CHSLD : Les choses doivent changer…

Anthony Bertrand

Il y a quelques semaines, en prévision de ce texte, je me suis entretenu avec une employée de CHSLD, que nous allons nommer madame M pour des raisons de confidentialité. Cette première entrevue s’était finie sur le sentiment optimiste que tous les CHSLD n’étaient pas aussi en mauvais états ou aussi mal gérés que les médias le laissaient entendre. Cependant, il m’est venu depuis à l’oreille que beaucoup de choses avaient changé dans la situation de M et ce, de façon dramatique. En effet, la préposée a malheureusement contracté le virus et plusieurs aspects de son travail seraient en cause. Malgré sa situation, elle a eu la générosité de m’accorder une deuxième entrevue pour élaborer là-dessus. Mon entretien s’est déroulé le jeudi 28 mai par appel téléphonique.

Un manque de jugement total mène à la catastrophe

Quand j’ai demandé à M ce qui a causé ce revirement de situation, sa réponse m’a bouleversé et choqué. « Il s’est passé que nous avons eu une éclosion sur un autre étage dans le CHSLD qui a été causé par une employée à l’étage supérieur du mien. Elle attendait son résultat de test pour le Covid-19. Si nous ne ressentons aucun symptôme, l’employeur nous oblige à travailler vu que nous sommes asymptomatiques, donc la préposée en question a eu son résultat positif pendant son quart.
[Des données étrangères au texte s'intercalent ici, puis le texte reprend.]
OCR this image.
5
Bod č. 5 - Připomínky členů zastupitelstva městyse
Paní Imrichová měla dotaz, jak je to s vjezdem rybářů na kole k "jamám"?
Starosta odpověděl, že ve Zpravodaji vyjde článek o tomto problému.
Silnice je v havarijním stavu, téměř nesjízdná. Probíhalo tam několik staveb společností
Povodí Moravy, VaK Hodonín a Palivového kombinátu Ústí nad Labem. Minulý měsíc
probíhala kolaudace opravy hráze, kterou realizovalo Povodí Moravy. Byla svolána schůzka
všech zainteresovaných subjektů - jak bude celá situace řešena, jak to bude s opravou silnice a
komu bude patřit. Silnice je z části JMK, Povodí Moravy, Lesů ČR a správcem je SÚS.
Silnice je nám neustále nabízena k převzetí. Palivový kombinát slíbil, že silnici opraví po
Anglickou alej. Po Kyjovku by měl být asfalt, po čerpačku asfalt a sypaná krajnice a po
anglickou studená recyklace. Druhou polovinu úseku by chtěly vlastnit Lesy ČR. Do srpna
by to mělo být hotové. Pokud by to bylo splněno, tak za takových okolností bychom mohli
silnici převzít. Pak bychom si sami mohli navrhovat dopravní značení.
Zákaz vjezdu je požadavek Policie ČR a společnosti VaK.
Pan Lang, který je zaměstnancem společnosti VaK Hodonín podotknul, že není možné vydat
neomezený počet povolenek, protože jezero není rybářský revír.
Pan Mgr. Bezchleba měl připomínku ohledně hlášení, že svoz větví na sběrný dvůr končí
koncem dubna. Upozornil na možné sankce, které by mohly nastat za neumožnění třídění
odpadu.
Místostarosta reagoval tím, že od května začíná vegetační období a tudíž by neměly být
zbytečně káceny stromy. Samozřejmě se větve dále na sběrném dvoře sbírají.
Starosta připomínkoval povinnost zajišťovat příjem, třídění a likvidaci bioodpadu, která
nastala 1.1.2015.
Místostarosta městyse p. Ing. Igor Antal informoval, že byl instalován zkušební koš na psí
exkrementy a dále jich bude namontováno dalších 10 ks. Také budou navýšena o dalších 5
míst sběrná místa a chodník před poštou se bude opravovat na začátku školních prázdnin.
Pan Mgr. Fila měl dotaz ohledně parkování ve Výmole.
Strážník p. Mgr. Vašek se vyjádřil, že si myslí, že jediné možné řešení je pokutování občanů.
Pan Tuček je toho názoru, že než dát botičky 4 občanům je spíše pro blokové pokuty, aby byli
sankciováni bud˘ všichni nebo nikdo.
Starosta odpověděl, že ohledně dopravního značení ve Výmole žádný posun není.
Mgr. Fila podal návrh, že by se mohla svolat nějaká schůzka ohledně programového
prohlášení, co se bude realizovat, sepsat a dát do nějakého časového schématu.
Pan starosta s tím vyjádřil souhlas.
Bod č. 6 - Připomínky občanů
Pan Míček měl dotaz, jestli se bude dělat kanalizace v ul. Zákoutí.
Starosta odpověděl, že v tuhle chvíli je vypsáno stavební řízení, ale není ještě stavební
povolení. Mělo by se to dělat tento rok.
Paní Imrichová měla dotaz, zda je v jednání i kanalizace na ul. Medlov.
Quand elle a rapporté cela à sa gestionnaire, celle-ci lui a demandé de finir son quart de travail et de commencer sa quarantaine après. Donc elle a continué à travailler quand même et quelques jours plus tard, on s’est ramassé avec 16 résidents infectés sur 35. 14 ont été transférés dans le même quart de travail où je travaillais, mais les employés n’ont pas suivi, donc nous étions 4 employés pour 15 résidents que nous avions déjà, 14 qui venaient d’arriver et 6 autres qui venaient d’un autre établissement. » Ce fut le début de la catastrophe. « À partir de cette journée-là, tout a empiré. Les chambres simples sont devenues doubles, nous travaillions avec des lits qui ne fonctionnaient pas, les déjeuners étaient servis à 10 h alors que c’est supposé être à 7 h et le dîner, à 11 h. Parfois des résidents sont oubliés pour le dîner et nous sommes chanceux si nous pouvons faire une tournée d’eau… » Pour M, les aînés méritent des résidences sécuritaires et en bon état et non un environnement de bataille, et les employés méritent au minimum de sentir qu’ils ont un support dans cette situation tragique.

Vie personnelle difficile et seulement qu’un numéro

J’ai demandé à M comment sa vie personnelle allait malgré sa situation. « C’est très difficile. Mon frère m’évite, mes collègues ne veulent pas m’approcher. C’est un autre monde. On est vu comme un microbe marchant. » Cela fait en sorte que son petit garçon est automatiquement considéré positif, donc elle doit le garder en tout temps avec elle tout en ayant un œil attentif sur ses symptômes. Elle dénonce un manque d’humanité dans la gestion des employés. « Moi, je suis vue comme un numéro. Je ne suis pas M, mais mon numéro d’employée », me disait-elle tout de même en riant. Les choses ne s’arrêtent pas là. Alors que son premier test était équivoque (ce qui veut dire un test ni positif ni négatif), M a été mis en retrait préventif, mais elle n’était pas au bout de ses peines. « Ma gestionnaire m’a obligée à rentrer quand même. Mon fils est considéré comme positif, je ne l’enverrai pas à la garderie. Je lui ai demandé si elle me demandait bien de rentrer et sa réponse était, oui, étant donné que tu n’as pas de symptôme, tu es obligé de rentrer… Alors j’ai rappelé la fille du bureau de santé qui m’a mis en arrêt, et elle m’a dit que ma gestionnaire n’avait aucun pouvoir sur eux. Donc imaginez si j’avais été une personne introvertie, que j’étais rentrée travailler et que mon test positif était finalement sorti… »

N’est-ce pas pathétique et immoral ? Comment en sommes-nous venus à un tel point ? À quand les récompenses pour ces guerriers ? Car à ce que j’ai pu comprendre, les primes sont des promesses quasi impossibles à atteindre. En effet, il ne faut manquer aucun jour si l’on veut avoir droit à la prime. Les choses doivent absolument changer. Comment donner de l’espoir à ses employés si ceux-ci ne sont même pas récompensés à leur juste valeur ? La situation commence à se stabiliser, mais il serait important de faire mention des guerriers sur les champs de bataille qui risquent de garder des séquelles à vie de cette pandémie alors que notre quotidien reprendra de plus belle… Les choses doivent changer dans la gestion de ces êtres humains sur les champs de bataille.